We’ve heard from George Payne on numerous occasions. One of the most important is his informative and persuasive essay on how and why the Lower Falls Foundation is working towards the creation of a World Heritage Site.
This essay builds on George’s ongoing work to recover the rich Native American history intertwined with the Lower Falls park and gorge. But the range of the essay extends into a thoughtful discussion of how the U.S. Constitution arguably derives many of its principles from the Iroquois Confederacy.
Today, people of various political persuasions look to the founders of the United States for guidance. George shows we can find further wisdom if we consult the Six Nations, the founders before and behind the American founders. And in troubled times, we can use all the wisdom we can get.

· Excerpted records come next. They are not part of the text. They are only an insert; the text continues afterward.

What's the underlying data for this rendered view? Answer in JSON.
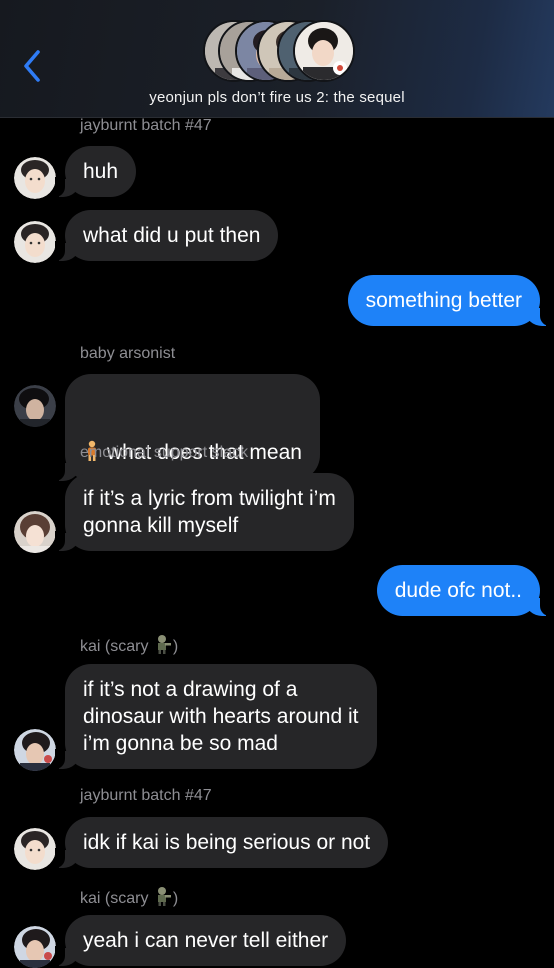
{
  "header": {
    "group_name": "yeonjun pls don’t fire us 2: the sequel",
    "back_icon": "chevron-left-icon",
    "accent": "#2f7cf6"
  },
  "colors": {
    "incoming_bubble": "#262628",
    "outgoing_bubble": "#1e82f8",
    "sender_label": "#8e8e93"
  },
  "messages": [
    {
      "sender": "jayburnt batch #47",
      "text": "huh",
      "direction": "in"
    },
    {
      "text": "what did u put then",
      "direction": "in"
    },
    {
      "text": "something better",
      "direction": "out"
    },
    {
      "sender": "baby arsonist",
      "emoji": "person-emoji",
      "text": "what does that mean",
      "direction": "in"
    },
    {
      "sender": "emotional support slack",
      "text": "if it’s a lyric from twilight i’m\ngonna kill myself",
      "direction": "in"
    },
    {
      "text": "dude ofc not..",
      "direction": "out"
    },
    {
      "sender_prefix": "kai (scary ",
      "sender_suffix": ")",
      "sender_emoji": "zombie-emoji",
      "text": "if it’s not a drawing of a\ndinosaur with hearts around it\ni’m gonna be so mad",
      "direction": "in"
    },
    {
      "sender": "jayburnt batch #47",
      "text": "idk if kai is being serious or not",
      "direction": "in"
    },
    {
      "sender_prefix": "kai (scary ",
      "sender_suffix": ")",
      "sender_emoji": "zombie-emoji",
      "text": "yeah i can never tell either",
      "direction": "in"
    }
  ]
}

The birth of American democracy and the enduring political wisdom of the Six Nations Iroquois Confederacy.
According to the National Park Service’s attractive and information rich website:
The Five Nations, comprised of the Seneca, Cayuga, Onondaga, Oneida, and Mohawk, united in confederation about the year A.D. 1200. This unification took place under the “Great Tree of Peace” and each nation gave its pledge not to war with other members of the confederation. Around 1720, the Tuscarora nation was admitted into the league as the sixth member. Confederacy members referred to themselves as “Haudenosaunee,” which translates to “The People of the Longhouse.” They saw their confederacy as a symbolic version of their traditional longhouse dwellings, stretching across most of what is today New York State. The Mohawks were the guardians of the eastern door in the lower Mohawk Valley area. The Oneidas occupied the upper Mohawk Valley and the area of modern day Oneida, NY. The Onondagas were the keepers of the council fire in the center of the “longhouse,” in the modern day greater Syracuse area. The Cayugas occupied the finger-lakes area and the Seneca were the guardians of the western door in the modern Rochester-Buffalo NY area.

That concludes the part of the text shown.